We must search for the fingerprints of grace. We believe that God has etched beauty onto each local, that he “has not left himself without witness” (Acts 14.17), that common grace has gone before us, that somewhere in all the foreignness and strangeness we will recognise the imprint of the Father we know and love.

Our first task in approaching another people, another culture, another religion, is to take off our shoes, for the place we are approaching is holy. Else we may find ourselves treading on men’s dreams. More serious still, we may forget that God was here before our arrival.[4]

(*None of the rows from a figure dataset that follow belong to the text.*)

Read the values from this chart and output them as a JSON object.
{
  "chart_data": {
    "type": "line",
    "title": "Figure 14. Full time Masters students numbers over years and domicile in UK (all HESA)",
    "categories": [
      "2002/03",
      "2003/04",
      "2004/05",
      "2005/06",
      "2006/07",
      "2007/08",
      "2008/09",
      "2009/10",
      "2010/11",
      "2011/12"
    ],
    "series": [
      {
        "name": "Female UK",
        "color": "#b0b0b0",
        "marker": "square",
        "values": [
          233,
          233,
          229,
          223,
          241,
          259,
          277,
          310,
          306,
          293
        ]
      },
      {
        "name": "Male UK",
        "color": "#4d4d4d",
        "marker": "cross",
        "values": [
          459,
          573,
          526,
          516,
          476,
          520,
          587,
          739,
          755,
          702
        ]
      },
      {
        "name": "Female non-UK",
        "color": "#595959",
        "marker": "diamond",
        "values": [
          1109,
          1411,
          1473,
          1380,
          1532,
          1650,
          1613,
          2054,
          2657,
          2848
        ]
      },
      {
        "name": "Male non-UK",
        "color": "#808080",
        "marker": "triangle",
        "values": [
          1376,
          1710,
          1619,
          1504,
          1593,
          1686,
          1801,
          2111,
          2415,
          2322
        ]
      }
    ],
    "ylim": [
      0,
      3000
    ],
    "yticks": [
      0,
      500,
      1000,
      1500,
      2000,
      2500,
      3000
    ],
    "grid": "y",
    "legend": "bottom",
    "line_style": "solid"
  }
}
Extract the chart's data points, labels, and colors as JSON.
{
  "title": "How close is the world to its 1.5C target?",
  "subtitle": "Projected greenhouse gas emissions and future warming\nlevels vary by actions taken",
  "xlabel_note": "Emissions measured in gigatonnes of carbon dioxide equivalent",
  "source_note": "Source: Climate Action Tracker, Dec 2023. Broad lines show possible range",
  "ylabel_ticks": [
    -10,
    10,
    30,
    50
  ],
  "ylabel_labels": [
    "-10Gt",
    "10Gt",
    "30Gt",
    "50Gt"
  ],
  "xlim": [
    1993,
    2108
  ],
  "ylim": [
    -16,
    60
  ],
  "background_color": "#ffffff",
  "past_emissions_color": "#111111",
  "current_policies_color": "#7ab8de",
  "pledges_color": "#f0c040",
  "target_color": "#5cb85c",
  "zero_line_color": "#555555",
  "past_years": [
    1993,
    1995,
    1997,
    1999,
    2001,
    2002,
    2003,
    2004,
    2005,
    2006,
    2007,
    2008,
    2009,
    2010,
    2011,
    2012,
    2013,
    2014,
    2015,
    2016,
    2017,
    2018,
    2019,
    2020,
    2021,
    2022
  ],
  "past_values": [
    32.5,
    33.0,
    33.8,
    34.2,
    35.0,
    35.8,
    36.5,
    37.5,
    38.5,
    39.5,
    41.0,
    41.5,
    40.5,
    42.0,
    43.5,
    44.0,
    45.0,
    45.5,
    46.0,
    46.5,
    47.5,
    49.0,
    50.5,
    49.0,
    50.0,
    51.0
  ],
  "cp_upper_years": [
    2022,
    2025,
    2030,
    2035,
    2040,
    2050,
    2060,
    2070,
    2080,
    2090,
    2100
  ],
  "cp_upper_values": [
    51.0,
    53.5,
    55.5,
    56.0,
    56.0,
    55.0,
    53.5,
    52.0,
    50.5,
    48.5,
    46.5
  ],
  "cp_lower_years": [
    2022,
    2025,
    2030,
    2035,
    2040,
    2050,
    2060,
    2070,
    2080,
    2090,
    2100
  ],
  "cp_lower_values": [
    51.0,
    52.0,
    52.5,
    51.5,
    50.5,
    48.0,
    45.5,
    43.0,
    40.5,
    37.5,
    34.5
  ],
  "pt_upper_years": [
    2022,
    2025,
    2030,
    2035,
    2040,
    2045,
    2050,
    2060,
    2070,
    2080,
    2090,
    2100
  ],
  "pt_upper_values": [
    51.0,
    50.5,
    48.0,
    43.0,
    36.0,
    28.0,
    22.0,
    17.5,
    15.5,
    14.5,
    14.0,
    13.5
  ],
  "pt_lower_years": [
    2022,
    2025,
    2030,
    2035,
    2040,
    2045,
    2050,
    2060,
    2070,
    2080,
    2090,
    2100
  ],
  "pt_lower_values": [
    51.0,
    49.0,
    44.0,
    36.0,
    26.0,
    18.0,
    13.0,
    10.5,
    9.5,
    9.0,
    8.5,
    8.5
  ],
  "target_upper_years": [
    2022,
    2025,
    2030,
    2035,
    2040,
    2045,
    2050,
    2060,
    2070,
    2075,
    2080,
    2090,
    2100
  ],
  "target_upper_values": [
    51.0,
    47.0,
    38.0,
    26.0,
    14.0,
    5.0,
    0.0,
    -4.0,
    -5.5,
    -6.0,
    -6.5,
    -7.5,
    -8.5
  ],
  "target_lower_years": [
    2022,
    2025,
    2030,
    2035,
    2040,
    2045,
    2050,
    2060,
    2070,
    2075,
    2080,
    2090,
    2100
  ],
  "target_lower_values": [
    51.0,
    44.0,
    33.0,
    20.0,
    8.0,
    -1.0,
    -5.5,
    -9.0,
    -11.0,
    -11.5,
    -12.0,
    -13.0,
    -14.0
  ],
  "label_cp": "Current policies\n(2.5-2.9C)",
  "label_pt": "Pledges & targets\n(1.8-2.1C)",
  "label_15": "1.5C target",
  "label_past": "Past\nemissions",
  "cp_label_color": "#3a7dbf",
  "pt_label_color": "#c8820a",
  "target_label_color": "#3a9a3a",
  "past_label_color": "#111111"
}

When the next wave of strangeness breaks over you, consider. Will you keep your feet firmly planted and resist it? Will you let each wave bash you around so you never know what is true? How can your appreciation of difference change you at a deep level? How can you train yourself, in the midst of powerful emotional reactions, to “see the grace of God”(Acts 11.23)? Search earnestly for His fingerprints

Andy M

[1] Nothwehr, Dawn M. “Defining Racisms”, in Kalu, Ogbu U. Mission After Christendom (p. 120). Kindle Edition (Westminster John Knox Press, 2010), 120.

[2] Said, Edward W. Culture and Imperialism (Kindle Locations 1500-1502). Random House. Kindle Edition.

[3] Bauckham, Richard Bible and Mission: Christian Witness in a Postmodern World (Paternoster, Milton Keynes: 2003), 93.

[4] Warren, M.A.C. in Warren’s Preface to the seven books in the Christian Presence Series (London: SCM Press, 1969-1966).